If they are forced to sell their home, they will be left homeless and owing a huge amount of money to a bank or building society.
They are not just popular with first-time buyers, but also divorcees in their 40s who have left the family home and have no savings to buy a new property.
Andrew Hagger from the research firm Moneyfacts said: "I think people who are choosing these types of mortgages are taking on dangerous levels of debt.
"I would not recommend anyone to take one out because it is a very high risk strategy.
"How long are they going to have to wait before the value of their home catches up with the size of their mortgage?"
The new deal will compete with the popular 'Together' mortgage from rival mortgage giant, Northern Rock, launched in 1999.
It allows people to borrow up to 125 per cent of the value of their home, which is a mixture of a mortgage secured on the home and an unsecured loan of up to £30,000.
The average first-time buyer pays about £152,000 to buy a home, according to the latest Government figures.
With a 125 per cent mortgage, this would mean they would borrow about £190,000 from the bank.
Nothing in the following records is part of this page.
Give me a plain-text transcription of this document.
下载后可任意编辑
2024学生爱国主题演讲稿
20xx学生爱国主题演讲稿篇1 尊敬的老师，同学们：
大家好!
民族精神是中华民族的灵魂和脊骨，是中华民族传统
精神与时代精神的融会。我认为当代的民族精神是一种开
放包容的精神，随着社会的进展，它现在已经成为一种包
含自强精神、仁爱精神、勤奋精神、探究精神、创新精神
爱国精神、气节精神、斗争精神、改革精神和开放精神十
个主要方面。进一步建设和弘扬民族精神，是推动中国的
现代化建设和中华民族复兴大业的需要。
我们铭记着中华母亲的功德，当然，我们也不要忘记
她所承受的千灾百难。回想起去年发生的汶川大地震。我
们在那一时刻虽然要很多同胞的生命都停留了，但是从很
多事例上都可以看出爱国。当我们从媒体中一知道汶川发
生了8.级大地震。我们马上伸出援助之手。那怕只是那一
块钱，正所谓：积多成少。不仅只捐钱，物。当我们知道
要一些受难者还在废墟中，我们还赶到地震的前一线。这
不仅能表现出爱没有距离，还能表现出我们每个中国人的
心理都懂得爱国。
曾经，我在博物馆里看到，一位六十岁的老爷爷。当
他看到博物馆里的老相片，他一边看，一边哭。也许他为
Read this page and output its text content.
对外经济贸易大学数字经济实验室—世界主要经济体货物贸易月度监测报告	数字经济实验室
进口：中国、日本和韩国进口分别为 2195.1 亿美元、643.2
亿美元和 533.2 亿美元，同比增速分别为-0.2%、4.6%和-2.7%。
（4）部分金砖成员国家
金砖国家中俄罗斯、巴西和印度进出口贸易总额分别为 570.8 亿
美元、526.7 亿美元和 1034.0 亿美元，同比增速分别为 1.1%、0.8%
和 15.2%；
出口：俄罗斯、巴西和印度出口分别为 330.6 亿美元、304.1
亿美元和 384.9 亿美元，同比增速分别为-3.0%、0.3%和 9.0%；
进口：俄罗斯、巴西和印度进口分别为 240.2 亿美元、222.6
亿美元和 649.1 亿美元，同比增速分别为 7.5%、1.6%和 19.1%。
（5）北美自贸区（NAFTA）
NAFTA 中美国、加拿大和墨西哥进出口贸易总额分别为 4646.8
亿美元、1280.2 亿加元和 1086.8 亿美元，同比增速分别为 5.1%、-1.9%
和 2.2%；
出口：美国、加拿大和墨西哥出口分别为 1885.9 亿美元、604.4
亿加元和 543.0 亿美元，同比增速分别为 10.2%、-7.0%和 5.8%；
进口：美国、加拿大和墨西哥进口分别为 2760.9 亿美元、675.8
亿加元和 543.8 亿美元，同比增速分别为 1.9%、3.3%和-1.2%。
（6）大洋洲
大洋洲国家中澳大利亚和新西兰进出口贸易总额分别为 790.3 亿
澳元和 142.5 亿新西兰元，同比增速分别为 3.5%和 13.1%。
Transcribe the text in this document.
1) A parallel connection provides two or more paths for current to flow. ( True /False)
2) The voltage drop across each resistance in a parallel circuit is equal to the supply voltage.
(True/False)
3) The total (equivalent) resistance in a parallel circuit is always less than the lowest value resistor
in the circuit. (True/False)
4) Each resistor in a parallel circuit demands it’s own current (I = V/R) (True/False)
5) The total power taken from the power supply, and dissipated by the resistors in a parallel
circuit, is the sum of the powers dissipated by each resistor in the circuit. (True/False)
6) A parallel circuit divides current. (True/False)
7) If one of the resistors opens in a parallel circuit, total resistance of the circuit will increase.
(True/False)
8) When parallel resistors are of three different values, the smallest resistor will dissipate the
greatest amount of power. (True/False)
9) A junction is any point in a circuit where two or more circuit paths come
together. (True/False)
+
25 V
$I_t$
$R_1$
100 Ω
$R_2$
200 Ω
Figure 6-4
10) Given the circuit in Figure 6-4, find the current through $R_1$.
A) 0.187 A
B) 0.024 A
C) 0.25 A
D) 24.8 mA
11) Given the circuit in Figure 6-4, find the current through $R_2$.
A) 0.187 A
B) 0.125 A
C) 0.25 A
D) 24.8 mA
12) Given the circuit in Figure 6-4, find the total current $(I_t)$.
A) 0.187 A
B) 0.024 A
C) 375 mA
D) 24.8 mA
If they took out a fixed mortgage at five per cent, their monthly repayments would be more than £1,100.
It would take about two years before they were no longer in a negative equity situation, assuming house prices rise at an inflation-busting 11.5 per cent a year.
Although this is the average annual rise over the last decade, it has been an extraordinary period and one that is unlikely to be repeated.
It comes as Abbey last week started lending mortgage worth five times a person's salary, a huge jump from the traditional three times.
If you are earning £60,000, or a couple earns £30,000 each, this means you could borrow a massive £300,000 mortgage.
For low risk customers with a good credit history, the banking giant said it is even prepared to stretch to seven times their salary.